Modul PRA: Praktikum

Das Modul besteht aus einem vierwöchigen Vollzeitpraktikum oder einem zeitlich entsprechenden Äquivalent, in dem die Studierenden praktische Erfahrungen in Institutionen oder Organsiation erwerben, die mit sozial-ökologischen Transformationsprozessen befasst sind.

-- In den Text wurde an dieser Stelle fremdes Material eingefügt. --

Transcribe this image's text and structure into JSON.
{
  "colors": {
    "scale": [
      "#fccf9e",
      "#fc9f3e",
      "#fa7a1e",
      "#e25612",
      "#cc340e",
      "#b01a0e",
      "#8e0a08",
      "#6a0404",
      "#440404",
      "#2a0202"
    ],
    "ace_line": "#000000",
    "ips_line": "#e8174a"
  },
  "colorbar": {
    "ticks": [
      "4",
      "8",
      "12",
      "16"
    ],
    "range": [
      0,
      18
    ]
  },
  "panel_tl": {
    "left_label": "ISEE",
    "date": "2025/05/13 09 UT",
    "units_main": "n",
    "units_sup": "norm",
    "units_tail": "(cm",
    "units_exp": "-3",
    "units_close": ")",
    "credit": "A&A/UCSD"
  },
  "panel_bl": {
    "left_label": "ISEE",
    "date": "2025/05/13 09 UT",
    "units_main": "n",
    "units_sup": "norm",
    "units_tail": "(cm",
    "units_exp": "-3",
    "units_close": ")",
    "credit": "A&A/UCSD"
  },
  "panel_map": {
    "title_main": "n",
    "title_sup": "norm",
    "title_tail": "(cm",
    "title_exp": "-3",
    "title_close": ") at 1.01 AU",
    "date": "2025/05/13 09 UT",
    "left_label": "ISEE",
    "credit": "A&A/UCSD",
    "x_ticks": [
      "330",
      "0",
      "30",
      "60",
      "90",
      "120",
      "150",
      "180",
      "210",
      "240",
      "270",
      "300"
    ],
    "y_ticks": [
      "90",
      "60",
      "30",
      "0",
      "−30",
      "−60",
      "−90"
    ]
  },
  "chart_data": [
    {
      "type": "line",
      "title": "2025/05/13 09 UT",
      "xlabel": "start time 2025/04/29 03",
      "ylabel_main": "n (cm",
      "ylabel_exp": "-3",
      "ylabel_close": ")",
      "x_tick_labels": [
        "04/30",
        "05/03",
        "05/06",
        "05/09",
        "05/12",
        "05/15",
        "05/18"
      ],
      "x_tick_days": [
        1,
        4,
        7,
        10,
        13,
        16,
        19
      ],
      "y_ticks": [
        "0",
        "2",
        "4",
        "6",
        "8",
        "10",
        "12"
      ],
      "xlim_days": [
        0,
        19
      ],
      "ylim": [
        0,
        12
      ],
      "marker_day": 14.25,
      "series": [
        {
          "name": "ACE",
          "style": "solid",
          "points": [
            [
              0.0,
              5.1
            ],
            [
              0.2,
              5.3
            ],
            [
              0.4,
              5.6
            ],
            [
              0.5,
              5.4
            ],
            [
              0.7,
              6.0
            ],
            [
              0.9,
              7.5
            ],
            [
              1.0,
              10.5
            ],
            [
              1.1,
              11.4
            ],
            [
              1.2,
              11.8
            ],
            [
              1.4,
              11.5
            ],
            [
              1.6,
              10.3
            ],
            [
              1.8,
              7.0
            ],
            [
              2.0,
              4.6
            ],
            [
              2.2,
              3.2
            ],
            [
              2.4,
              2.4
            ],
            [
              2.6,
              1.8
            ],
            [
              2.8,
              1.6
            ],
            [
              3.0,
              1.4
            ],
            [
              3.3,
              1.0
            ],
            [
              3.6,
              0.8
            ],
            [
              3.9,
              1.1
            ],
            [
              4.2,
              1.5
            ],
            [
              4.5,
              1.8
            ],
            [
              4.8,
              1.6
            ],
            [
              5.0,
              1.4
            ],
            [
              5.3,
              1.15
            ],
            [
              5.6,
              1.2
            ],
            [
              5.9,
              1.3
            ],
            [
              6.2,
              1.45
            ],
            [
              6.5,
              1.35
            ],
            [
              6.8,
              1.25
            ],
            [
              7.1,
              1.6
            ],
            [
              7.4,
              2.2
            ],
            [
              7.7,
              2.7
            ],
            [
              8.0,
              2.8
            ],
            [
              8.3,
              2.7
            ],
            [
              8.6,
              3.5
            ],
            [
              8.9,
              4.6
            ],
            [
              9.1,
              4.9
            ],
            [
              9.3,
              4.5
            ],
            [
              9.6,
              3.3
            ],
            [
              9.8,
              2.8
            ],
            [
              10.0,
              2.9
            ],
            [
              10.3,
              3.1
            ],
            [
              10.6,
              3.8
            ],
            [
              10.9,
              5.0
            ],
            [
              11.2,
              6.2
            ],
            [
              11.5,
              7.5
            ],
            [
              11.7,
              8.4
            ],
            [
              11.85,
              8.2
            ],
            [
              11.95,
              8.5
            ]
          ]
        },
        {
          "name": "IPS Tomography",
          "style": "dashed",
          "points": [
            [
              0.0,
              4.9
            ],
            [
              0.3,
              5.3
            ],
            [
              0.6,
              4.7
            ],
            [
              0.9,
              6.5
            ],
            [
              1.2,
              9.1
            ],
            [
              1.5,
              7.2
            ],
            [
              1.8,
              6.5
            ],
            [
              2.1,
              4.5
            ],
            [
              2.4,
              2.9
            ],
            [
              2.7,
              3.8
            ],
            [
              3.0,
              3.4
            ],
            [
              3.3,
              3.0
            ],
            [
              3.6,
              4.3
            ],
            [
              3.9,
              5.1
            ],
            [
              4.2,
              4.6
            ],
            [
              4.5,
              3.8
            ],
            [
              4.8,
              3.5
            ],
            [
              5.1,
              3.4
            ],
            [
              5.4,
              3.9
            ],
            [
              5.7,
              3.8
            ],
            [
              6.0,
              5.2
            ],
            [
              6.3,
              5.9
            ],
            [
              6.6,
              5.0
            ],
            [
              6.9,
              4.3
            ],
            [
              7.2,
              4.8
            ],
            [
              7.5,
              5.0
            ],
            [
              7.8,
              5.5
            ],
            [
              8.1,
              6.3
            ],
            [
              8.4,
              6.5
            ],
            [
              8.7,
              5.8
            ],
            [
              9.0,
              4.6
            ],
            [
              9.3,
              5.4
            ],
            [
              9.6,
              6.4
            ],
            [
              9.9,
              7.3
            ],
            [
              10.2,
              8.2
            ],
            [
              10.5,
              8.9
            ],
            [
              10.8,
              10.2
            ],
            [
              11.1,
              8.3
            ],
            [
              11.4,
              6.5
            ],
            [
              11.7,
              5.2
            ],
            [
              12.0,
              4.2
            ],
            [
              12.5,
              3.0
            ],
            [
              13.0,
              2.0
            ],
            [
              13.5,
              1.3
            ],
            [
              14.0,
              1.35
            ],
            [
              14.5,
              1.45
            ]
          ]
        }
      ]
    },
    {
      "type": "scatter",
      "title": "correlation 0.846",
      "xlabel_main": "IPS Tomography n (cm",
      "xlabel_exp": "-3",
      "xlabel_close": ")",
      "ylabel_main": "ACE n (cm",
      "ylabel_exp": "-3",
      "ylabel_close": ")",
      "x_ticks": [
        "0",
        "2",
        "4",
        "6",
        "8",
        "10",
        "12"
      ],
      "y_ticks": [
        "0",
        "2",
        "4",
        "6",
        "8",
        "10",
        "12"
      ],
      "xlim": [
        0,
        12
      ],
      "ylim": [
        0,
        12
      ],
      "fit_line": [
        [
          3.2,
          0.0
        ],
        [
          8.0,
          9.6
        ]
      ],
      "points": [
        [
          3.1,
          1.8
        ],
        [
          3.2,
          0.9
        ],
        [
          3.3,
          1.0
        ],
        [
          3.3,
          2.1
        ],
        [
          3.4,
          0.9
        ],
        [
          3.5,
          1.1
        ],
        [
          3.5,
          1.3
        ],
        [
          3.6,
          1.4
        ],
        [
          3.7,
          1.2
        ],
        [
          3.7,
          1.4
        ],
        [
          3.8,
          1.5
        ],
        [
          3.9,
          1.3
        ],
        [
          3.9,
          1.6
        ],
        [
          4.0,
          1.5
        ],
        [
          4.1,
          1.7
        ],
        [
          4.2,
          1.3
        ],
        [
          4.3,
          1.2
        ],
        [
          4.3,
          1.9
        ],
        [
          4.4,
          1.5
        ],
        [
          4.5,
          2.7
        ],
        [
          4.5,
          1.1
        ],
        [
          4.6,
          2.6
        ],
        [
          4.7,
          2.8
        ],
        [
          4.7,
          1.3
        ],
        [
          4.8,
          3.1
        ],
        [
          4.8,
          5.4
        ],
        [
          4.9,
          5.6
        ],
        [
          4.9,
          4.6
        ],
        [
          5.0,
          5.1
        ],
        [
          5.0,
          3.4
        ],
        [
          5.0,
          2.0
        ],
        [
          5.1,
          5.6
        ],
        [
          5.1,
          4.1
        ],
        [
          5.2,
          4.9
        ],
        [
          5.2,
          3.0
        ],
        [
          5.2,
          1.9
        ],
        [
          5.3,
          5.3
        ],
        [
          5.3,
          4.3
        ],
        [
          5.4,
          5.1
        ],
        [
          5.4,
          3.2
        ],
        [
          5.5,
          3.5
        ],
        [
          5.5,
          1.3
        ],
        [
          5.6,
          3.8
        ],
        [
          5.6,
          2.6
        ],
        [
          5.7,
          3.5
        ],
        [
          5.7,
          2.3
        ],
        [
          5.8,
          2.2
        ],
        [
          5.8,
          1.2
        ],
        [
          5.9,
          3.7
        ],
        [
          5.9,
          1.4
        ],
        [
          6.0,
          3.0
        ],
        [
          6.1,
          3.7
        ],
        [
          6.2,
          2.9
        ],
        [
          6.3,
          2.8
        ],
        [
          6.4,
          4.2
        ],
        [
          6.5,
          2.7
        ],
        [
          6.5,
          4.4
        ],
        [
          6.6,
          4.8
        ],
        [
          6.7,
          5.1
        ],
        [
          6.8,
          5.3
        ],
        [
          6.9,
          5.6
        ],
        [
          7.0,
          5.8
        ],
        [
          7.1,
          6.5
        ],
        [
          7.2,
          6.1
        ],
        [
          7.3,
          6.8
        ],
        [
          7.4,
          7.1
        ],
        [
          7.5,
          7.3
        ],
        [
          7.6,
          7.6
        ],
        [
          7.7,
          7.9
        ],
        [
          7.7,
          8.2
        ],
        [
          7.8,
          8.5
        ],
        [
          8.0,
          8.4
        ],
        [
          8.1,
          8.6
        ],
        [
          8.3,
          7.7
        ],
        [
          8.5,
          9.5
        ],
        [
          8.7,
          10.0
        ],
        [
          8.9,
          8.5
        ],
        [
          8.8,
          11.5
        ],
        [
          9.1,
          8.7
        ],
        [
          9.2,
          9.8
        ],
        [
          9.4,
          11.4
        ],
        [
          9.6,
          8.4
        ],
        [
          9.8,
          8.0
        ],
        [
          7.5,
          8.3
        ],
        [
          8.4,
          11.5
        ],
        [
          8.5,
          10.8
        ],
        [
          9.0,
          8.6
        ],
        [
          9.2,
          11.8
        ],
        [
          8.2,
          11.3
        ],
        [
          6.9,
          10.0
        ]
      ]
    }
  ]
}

Das können zum Beispiel sein: staatliche und nicht-staatliche Umweltorganisationen, Initiativen aus dem Bereich der Solidarischen Landwirtschaft oder Gemeinwohl-Ökonomie, Umwelt- und CSR-Abteilungen von Unternehmen oder Umweltdezernaten etc.

Modul TH: Master-Thesis

Die Studierenden verfassen eine 80- bis 100-seitige Masterarbeit, die die selbstständige Recherche, Analyse und das grundsätzlich wissenschaftlich angelegte Erarbeiten eines Themas aus dem Kernbereich der Lehr- und Forschungsinhalte des Studiums zum Ziel hat. Im begleitenden Masterkolloquium werden allgemeine (arbeitstechnische) Fragen behandelt. Darüber hinaus bietet das Kolloquium Möglichkeiten, eigene Arbeitsschritte vorzustellen und zeitnah Feedback von Betreuer*innen und Kommiliton*innen zu erhalten. Das Kolloquium zielt darauf ab, die Teilnehmer*innen inhaltlich und methodisch beim Verfassen ihrer Master-Thesis zu unterstützen.